= Radio Cracker =

Series of charity radio stations

Radio Cracker is the name of a series of short term RSL charity radio stations broadcasting in the UK and around the world in order to raise awareness of issues in the developing world.

==Background==

In 1989, an nationwide youth project known as Christmas Cracker was set up by Richard Wood on behalf of Tearfund and the Oasis Trust to inform and educate people about the poverty and suffering that were the everyday experience of thousands of those living in Third World countries. It challenged and encouraged members of various Christian bodies to show their concern in a practical manner by organising and working together with people from all faiths and none to raise money for humanitarian projects in the developing world. One of their most innovative fundraising ideas was that of 'Radio Cracker', a chain of radio stations that under a radio authority licence could broadcast for a maximum of 28 days during the period leading up to Christmas.

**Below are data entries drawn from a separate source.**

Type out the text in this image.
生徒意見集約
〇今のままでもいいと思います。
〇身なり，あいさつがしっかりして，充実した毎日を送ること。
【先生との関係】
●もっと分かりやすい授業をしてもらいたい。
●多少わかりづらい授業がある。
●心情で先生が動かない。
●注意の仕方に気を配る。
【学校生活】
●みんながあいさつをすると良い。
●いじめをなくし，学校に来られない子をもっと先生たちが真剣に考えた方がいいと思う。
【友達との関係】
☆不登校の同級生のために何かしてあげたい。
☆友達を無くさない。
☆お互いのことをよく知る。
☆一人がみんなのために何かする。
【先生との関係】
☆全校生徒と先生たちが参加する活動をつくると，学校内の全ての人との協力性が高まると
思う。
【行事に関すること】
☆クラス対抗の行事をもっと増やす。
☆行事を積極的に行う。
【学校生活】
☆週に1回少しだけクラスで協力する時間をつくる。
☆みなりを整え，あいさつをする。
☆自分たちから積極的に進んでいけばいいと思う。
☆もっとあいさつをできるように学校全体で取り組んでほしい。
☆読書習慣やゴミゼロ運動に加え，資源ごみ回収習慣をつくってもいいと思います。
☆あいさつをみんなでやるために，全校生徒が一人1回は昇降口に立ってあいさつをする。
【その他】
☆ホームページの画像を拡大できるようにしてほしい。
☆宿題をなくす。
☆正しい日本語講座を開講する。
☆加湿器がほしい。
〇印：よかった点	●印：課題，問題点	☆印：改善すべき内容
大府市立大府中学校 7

In 1991, there were 90 individual Radio Cracker RSL's which between them raised around £500,000 for third world aid, while in 1992, there were 83 stations, all broadcasting to their own communities across the UK, often from shopping centres. The numbers fell in later years as the organisation had moved on, the final two being Radio Cracker Ballymena in the Mid Antrim area of Northern Ireland and Rugby Cracker in Warwickshire. Ballymena still operates on FM, whilst Rugby has recently struggled to find sponsors for the FM licence costs and is therefore online only.

Some of the organisations ran additional fundraising activities, and Rugby continues to operate a café and a table service evening meal à la carte.

==Branding==
Each individual station was sent a CD containing celebrity voice overs, sound effects and jingles. Station idents featured the slogan "Tune in - Pay Out". Other idents were made locally by each station in order to promote their individual frequencies.

==Programmes==
The programmes were wide and varied on each station. In 1992, there was also a national sustaining service broadcast via a sub-carrier on an Astra satellite, thanks to a deal with BSkyB who also provided Teletext pages to allow the Harrow team to communicate with the rest of the network.

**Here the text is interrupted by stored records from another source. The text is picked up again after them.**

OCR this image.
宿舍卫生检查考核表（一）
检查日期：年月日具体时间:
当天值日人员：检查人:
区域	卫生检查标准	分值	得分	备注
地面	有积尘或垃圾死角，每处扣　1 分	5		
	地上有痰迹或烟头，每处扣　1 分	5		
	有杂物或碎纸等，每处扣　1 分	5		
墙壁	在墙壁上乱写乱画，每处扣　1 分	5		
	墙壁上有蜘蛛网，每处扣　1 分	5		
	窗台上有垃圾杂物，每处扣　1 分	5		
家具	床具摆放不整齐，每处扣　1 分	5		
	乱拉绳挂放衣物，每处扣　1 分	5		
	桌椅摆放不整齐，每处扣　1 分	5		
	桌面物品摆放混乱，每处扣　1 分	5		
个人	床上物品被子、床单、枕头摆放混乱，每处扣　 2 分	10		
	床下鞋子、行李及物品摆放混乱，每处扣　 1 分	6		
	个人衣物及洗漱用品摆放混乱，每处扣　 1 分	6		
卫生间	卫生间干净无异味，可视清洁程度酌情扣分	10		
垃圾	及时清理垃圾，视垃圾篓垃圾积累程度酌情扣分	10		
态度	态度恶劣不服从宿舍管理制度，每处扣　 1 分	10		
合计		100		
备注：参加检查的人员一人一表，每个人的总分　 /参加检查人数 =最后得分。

For example: on the Chippenham RSL, in 1992 sixth form students Simon Tapscott and Ben Cullum co-hosted "The Bob & Si Late Night Show", a weekly chat show on Saturday nights featuring an eclectic mix of live music and current affairs, broadcast live from The Causeway in Chippenham. Guests included Geography teacher Mr Devine, Alan Donald, Scott Sheppard, Owen Dyke, Justin Maelzer and Matthew Lowe with a celebrity Stinger. You can hear these shows at https://soundcloud.com/simon-tapscott/sets/the-bob-si-late-night-show-radio-cracker-1992.

==Sustaining Service==
In 1992, utilising an audio sub-channel on Sky's satellite, the sustaining service was provided by the Radio Cracker team from Harrow led by Paul Simmonds. This service ran as Radio Cracker Harrow during the daytime, providing national news on the hour for the Cracker network as well as a 30-minute magazine program of material from around the Radio Cracker network at 7 pm every evening. From 10 pm until 6 am the Harrow service broadcast as just Radio Cracker, allowing all the other projects to use it as a sustaining service.

==Presenters==
Many people who presented on Radio Cracker have managed to break through into professional broadcasting. Sylvie Blackmore of BBC Southern Counties Radio, Steve Jordan of Viking FM and Phil Holmes of Star Radio North East are three of them. Dave Williams of 100.7 Heart FM also first broadcast on a Radio Cracker station in Rugby. Chris Fox, who first broadcast on Radio Cracker in Worcester, is now the Station manager for Youthcomm Radio, another station originally set up by Radio Cracker founder Richard Wood. Kevin Ford who broadcast with Radio Cracker Ipswich, is breakfast show host on 3FM on the Isle of Man. Roy Willighan from Radio Cracker Ballymena is now a television continuity announcer and director with BBC Northern Ireland and Jason Rosam a reporter and presenter on BBC London 94.9 became interested in radio at 14 after presenting his own show on a Radio Cracker station in Poole in 1993. Sony Award nominated Claire Anderson, who presents The Late Lounge for Jazz FM, had her first on air experience at Radio Cracker Prescot in Merseyside in 1991. Steve Furnell, Breakfast show host on the North East station Metro FM was a frequent presenter on Radio Cracker Whitley Bay, whilst still at high school in North Shields and J-H. John Scott who worked on the Inverclyde Radio Cracker in Scotland in 1991 and 1992 Now works for Scottish station Your Radio as well as the soon to be launched Timeless Radio

As well as launching new radio careers, existing Radio professionals worked on the RSLs. For example, former Radio Caroline presenter, Eric Wiltsher, worked on the 1994 Orpington RSL, not only presenting on the station, but promoting it on his then pan-European radio show.